Trim modes & literals¶
ERB's whitespace handling and its literal escapes are where most of the
byte-for-byte subtlety lives. go-ruby-erb/erb follows MRI's ERB::Compiler
scanner exactly, so the emitted source — and therefore the rendered output —
matches the reference.
Tag kinds¶
| Tag | Meaning | Emitted as |
|---|---|---|
<% code %> |
run Ruby, emit nothing | the bare statement |
<%= expr %> |
evaluate and insert | _erbout.<<(( expr ).to_s) |
<%# comment %> |
comment, discarded | nothing |
Literals: <%% and %%>¶
A doubled opening tag is a literal <%, and inside a tag a doubled %> is a
literal %>. The scanner unescapes them the way MRI does:
| In the template | Renders as |
|---|---|
<%% |
<% |
%%> |
%> |
So Rate: <%%= n %> renders the literal text Rate: <%= n %> rather than
treating it as a tag.
Trim modes¶
The TrimMode option is MRI's trim_mode string. Each character turns on one
rule; they combine (e.g. "<>-").
| Mode | Rule |
|---|---|
- |
Explicit trim. -%> strips the immediately-following newline; <%- strips leading whitespace before the tag. The trim is opt-in per tag. |
> |
Strips the newline after a tag that ends its line. |
<> |
Strips the newline only when the tag both starts and ends the line. |
% |
A line whose first non-blank char is % is a code line (% code ≡ <% code %>); %% at line start is an escaped literal %. |
Combinations
Modes compose. "-" is the most common: it leaves normal newlines alone and
only trims where you write -%>, which is what most templates want. "%>"

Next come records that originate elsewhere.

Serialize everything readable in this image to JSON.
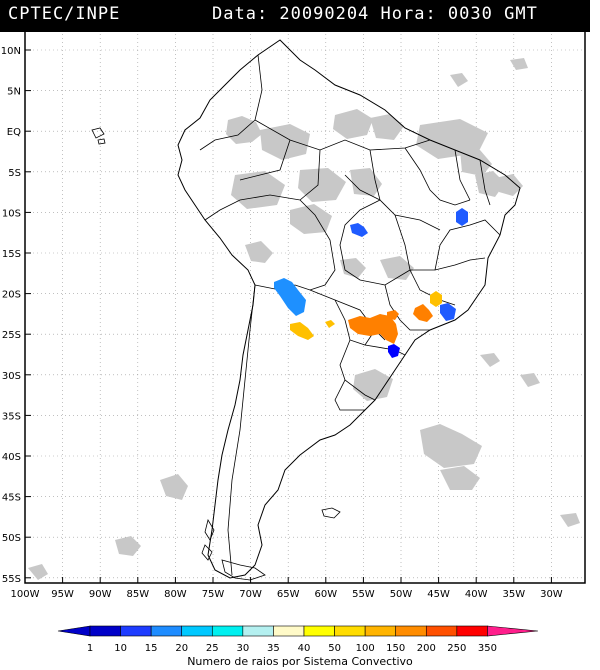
{
  "header": {
    "source": "CPTEC/INPE",
    "datetime": "Data: 20090204 Hora: 0030 GMT"
  },
  "map": {
    "lat_labels": [
      "10N",
      "5N",
      "EQ",
      "5S",
      "10S",
      "15S",
      "20S",
      "25S",
      "30S",
      "35S",
      "40S",
      "45S",
      "50S",
      "55S"
    ],
    "lon_labels": [
      "100W",
      "95W",
      "90W",
      "85W",
      "80W",
      "75W",
      "70W",
      "65W",
      "60W",
      "55W",
      "50W",
      "45W",
      "40W",
      "35W",
      "30W"
    ],
    "colors": {
      "land_border": "#000000",
      "grid": "#9a9a9a",
      "clouds": "#c8c8c8"
    },
    "systems": [
      {
        "name": "system-goias",
        "color": "#1f5bff"
      },
      {
        "name": "system-bahia",
        "color": "#1f5bff"
      },
      {
        "name": "system-bolivia",
        "color": "#1e90ff"
      },
      {
        "name": "system-paraguay-argentina",
        "color": "#ffc000"
      },
      {
        "name": "system-sao-paulo-parana",
        "color": "#ff8000"
      },
      {
        "name": "system-minas",
        "color": "#ffc000"
      },
      {
        "name": "system-rio",
        "color": "#1f5bff"
      },
      {
        "name": "system-santa-catarina",
        "color": "#0000ff"
      }
    ]
  },
  "legend": {
    "labels": [
      "1",
      "10",
      "15",
      "20",
      "25",
      "30",
      "35",
      "40",
      "50",
      "100",
      "150",
      "200",
      "250",
      "350"
    ],
    "colors": [
      "#0000c8",
      "#1e3cff",
      "#1e8cff",
      "#00c8ff",
      "#00f0f0",
      "#b4f0f0",
      "#fffac8",
      "#ffff00",
      "#ffdc00",
      "#ffb400",
      "#ff8c00",
      "#ff5000",
      "#ff0000",
      "#ff1e8c"
    ],
    "title": "Numero de raios por Sistema Convectivo"
  }
}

or "%<>" combine the percent-line syntax with an automatic end-of-line
trim.
Example¶
src, _, _ := erb.Compile(
"<ul>\n<% items.each do |i| -%>\n <li><%= i %></li>\n<% end -%>\n</ul>\n",
erb.Options{TrimMode: "-"})
The -%> on the each and end lines strips the newline that would otherwise
follow each control tag, so the rendered list has no blank lines between items —
byte-for-byte what MRI produces for the same template and trim mode.
Binary-exact text encoding¶
Each literal run between tags is emitted via Ruby's String#dump on the
binary string, not via naive quoting. That is what makes embedded quotes,
newlines, control bytes, and multi-byte UTF-8 round-trip exactly:
| Literal run | Emitted |
|---|---|
héllo |
"h\xC3\xA9llo" |
a line with " and a tab |
the String#dump escaping MRI uses |
Because the encoding is byte-level and matches String#dump, the compiled source
is identical to MRI's down to the escape sequences — which is exactly what the
differential oracle checks.
Magic comments¶
A leading <%# coding: … %> or <%# frozen_string_literal: … %> — including the
emacs -*- coding: … -*- form — is detected and reflected in the emitted
prefix:
| In the template | Emitted prefix |
|---|---|
| (none) | #coding:UTF-8 |
<%# coding: us-ascii %> |
#coding:us-ascii |
<%# frozen_string_literal: true %> |
#frozen-string-literal:true |
The magicComment return value of Compile reports this line
on its own, and src already carries it as its first line.